AUDIT OBJECTIVES, CONCLUSIONS, AND NOTEWORTHY ACCOMPLISHMENTS Audit Objective: To assess the effectiveness of the Department's general controls over the management, development, and security of its automated information systems. Conclusion: The Department's general controls over the management, development, and security of its automated information systems were limited in their effectiveness and should be improved. Our assessment disclosed two material conditions: The Department had not established a comprehensive information systems security program (Finding 1). The Department agreed with the corresponding recommendation and informed us that many improvements to security have already been implemented and further improvements will be made. The Department had not established effective program change controls (Finding 8). The Department agreed with the corresponding recommendation and informed us that it is in the process of establishing effective program change controls. In addition, we identified reportable conditions related to the effectiveness of information technology, technology services organization and staffing, LAN access controls, physical security controls, standardization and documentation of network configuration, system development methodology and system documentation, LAN backup and recovery controls, and business resumption plan (Findings 2 through 7, 9, and 10). Audit Objective: To assess the effectiveness of the Department's internal control over its automated information systems. Conclusion: The Department's internal control over its automated information systems was generally effective. We determined that data was accurately processed by the automated information systems and that, in general, payments were properly calculated and paid to the recipients. However, we identified reportable conditions regarding system access controls, SAMS processing controls, completeness and accuracy of processing, and audit trails (Findings 11 through 14). Noteworthy Accomplishments: We conducted a survey of a sample of school districts to obtain their opinions about the Grant Accounting System, J20 System, and SAMS. The survey disclosed that the school districts were generally satisfied with the systems. The survey also disclosed that the school districts were very satisfied with the timeliness with which payments were received.

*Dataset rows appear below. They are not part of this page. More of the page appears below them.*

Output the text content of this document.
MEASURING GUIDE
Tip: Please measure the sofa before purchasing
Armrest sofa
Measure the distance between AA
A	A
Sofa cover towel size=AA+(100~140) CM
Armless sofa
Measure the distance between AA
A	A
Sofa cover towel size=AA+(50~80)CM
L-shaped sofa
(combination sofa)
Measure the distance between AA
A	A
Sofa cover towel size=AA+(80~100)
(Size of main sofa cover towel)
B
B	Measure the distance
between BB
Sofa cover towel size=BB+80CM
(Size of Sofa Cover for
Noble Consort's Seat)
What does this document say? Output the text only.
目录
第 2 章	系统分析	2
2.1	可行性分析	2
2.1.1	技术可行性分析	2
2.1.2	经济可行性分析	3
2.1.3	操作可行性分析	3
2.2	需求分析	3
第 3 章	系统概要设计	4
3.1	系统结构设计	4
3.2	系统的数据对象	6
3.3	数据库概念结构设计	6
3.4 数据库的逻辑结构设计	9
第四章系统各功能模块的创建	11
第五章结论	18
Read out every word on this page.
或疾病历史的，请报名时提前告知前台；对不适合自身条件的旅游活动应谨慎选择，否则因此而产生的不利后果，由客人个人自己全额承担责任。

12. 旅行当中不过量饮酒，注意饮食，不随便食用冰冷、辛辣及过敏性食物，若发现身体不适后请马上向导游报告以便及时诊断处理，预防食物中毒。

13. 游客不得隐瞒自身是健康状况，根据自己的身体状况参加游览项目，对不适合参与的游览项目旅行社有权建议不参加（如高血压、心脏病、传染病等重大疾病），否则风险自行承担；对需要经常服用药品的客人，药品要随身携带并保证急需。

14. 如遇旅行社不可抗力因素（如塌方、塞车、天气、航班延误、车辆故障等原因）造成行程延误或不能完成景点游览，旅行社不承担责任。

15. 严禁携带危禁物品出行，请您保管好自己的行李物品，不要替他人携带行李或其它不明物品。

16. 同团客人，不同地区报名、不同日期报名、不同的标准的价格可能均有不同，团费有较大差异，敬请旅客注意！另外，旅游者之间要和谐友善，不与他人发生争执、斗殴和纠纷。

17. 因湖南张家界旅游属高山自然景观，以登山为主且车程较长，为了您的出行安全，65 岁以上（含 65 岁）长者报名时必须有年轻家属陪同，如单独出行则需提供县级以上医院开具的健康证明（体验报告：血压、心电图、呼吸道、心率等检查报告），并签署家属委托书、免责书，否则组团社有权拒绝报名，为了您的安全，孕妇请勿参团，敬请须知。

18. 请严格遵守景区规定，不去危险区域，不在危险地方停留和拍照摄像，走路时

AUDIT SCOPE AND METHODOLOGY Our audit scope was to examine the information processing and other records of the Department of Education's automated information systems. Our audit was conducted in accordance with Government Auditing Standards issued by the Comptroller General of the United States and, accordingly, included such tests of the records and such other auditing procedures as we considered necessary in the circumstances.Our methodology included examination of the Department's information processing and other records for the period October 1, 1998 through September 30, 2000. Our methodology also included developing a preliminary risk assessment of Technology Services and the automated information systems. We used this assessment to determine which systems to audit and the extent of our detailed analysis and testing. We reviewed internal control over the Grant Accounting System, Federal Letter of Credit System, J20 System, and SAMS pertaining to (a) general controls, which included management and organization controls, system development and documentation controls, program change controls, and LAN controls, and (b) application controls, which included data input, data processing, and data output controls.

AGENCY RESPONSES AND PRIOR AUDIT FOLLOW-UP Our audit report contains 14 findings and 15 corresponding recommendations. The agency preliminary response indicates that the Department agreed with all of the recommendations. The Department complied with 2 of the 10 prior audit recommendations included within the scope of our current audit. We repeated 2 prior audit recommendations in this report (Findings 1 and 10) and 6 were rewritten for inclusion in this report.